More than 1.2bn urban and rural poor people are at high risk from extreme heat and a lack of cooling, a new report states.

This represents an increase of more than 28 million people compared to 2021, according to Chilling Prospects, a report by Sustainable Energy for All (SEforALL).

The release of the report comes as South Asia struggles with a long-running heatwave that has seen temperatures hit an unprecedented 49C in Delhi.

The same temperature has been recorded in other parts across India and Pakistan , while governments issue health warnings and urge people to remain indoors.

Damilola Ogunbiyi, CEO and Special Representative of the UN Secretary-General for SEforALL, said: “Cooling is a make-or-break issue.
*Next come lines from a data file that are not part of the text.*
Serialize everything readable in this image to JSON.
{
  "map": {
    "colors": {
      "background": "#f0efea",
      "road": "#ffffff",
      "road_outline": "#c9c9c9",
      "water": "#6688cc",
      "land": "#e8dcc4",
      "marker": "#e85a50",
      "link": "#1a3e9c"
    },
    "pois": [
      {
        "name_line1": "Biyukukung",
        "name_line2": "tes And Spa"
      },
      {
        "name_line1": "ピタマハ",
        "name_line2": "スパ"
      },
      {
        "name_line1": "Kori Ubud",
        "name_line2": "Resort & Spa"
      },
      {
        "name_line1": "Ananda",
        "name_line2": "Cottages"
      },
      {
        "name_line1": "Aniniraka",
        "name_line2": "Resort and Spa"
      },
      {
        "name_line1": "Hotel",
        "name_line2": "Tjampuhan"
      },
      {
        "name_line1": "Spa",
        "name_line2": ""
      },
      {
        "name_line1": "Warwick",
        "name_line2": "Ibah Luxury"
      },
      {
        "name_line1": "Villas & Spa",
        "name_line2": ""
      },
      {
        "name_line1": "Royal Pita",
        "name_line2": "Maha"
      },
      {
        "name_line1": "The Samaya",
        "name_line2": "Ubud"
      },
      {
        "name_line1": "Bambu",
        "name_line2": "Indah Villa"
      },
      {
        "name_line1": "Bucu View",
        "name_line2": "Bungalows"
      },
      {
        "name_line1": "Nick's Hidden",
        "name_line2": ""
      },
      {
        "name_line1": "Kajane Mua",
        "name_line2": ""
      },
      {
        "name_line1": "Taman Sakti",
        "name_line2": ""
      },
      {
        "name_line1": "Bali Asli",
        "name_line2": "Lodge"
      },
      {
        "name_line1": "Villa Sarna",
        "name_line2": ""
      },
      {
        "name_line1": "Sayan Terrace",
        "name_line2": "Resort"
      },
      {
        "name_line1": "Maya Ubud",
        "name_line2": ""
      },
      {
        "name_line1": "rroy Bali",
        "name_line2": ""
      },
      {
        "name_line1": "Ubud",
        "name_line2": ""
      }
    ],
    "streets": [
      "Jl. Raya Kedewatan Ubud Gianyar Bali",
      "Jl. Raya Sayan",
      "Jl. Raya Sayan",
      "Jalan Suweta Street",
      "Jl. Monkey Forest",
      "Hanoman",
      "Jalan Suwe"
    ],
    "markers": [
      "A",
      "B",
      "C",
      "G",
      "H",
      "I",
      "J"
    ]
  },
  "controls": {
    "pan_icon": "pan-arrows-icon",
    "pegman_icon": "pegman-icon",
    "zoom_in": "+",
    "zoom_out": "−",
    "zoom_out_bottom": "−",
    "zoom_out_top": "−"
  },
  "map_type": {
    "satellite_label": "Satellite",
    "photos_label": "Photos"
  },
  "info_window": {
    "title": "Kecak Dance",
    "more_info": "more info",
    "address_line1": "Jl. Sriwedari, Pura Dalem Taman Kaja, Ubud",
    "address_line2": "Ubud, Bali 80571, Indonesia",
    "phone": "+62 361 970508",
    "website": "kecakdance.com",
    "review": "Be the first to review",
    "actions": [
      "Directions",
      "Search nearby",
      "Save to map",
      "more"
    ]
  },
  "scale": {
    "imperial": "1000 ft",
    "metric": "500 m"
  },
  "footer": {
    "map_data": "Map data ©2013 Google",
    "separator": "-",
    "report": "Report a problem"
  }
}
With one in every seven people at risk from life-threatening temperatures or broken cold chains, neither people nor the planet can afford inaction on sustainable cooling.”

In 2014, the World Health Organization predicted that 12,000 people would lose their lives annually due to heatwaves. but research for the Lancet shows that extreme heat caused the deaths of 356,000 people in 2019 alone.

The latest Intergovernmental Panel on Climate Change (IPCC) report on Adaptation outlined how the risks of heat extremes are even higher in cities.

By 2050, 68 per cent of the global population is expected to live in urban areas, with the number of megacities exceeding 10m inhabitants expected to reach 43—many of these in developing regions

Inger Andersen, Executive Director of the United Nations Environment Programme (UNEP), said: “We need everybody acting under one vision to decarbonize the cooling sector by 2050. A vision of a world in which we keep our planet, homes and workplaces cool by combining the right technologies with the power of the natural world.”

The report urges investment in nature-based solutions such as tree planting in urban areas and technology-based solutions such as affordable hyper-efficient air conditioners, well-designed buildings, and district cooling systems.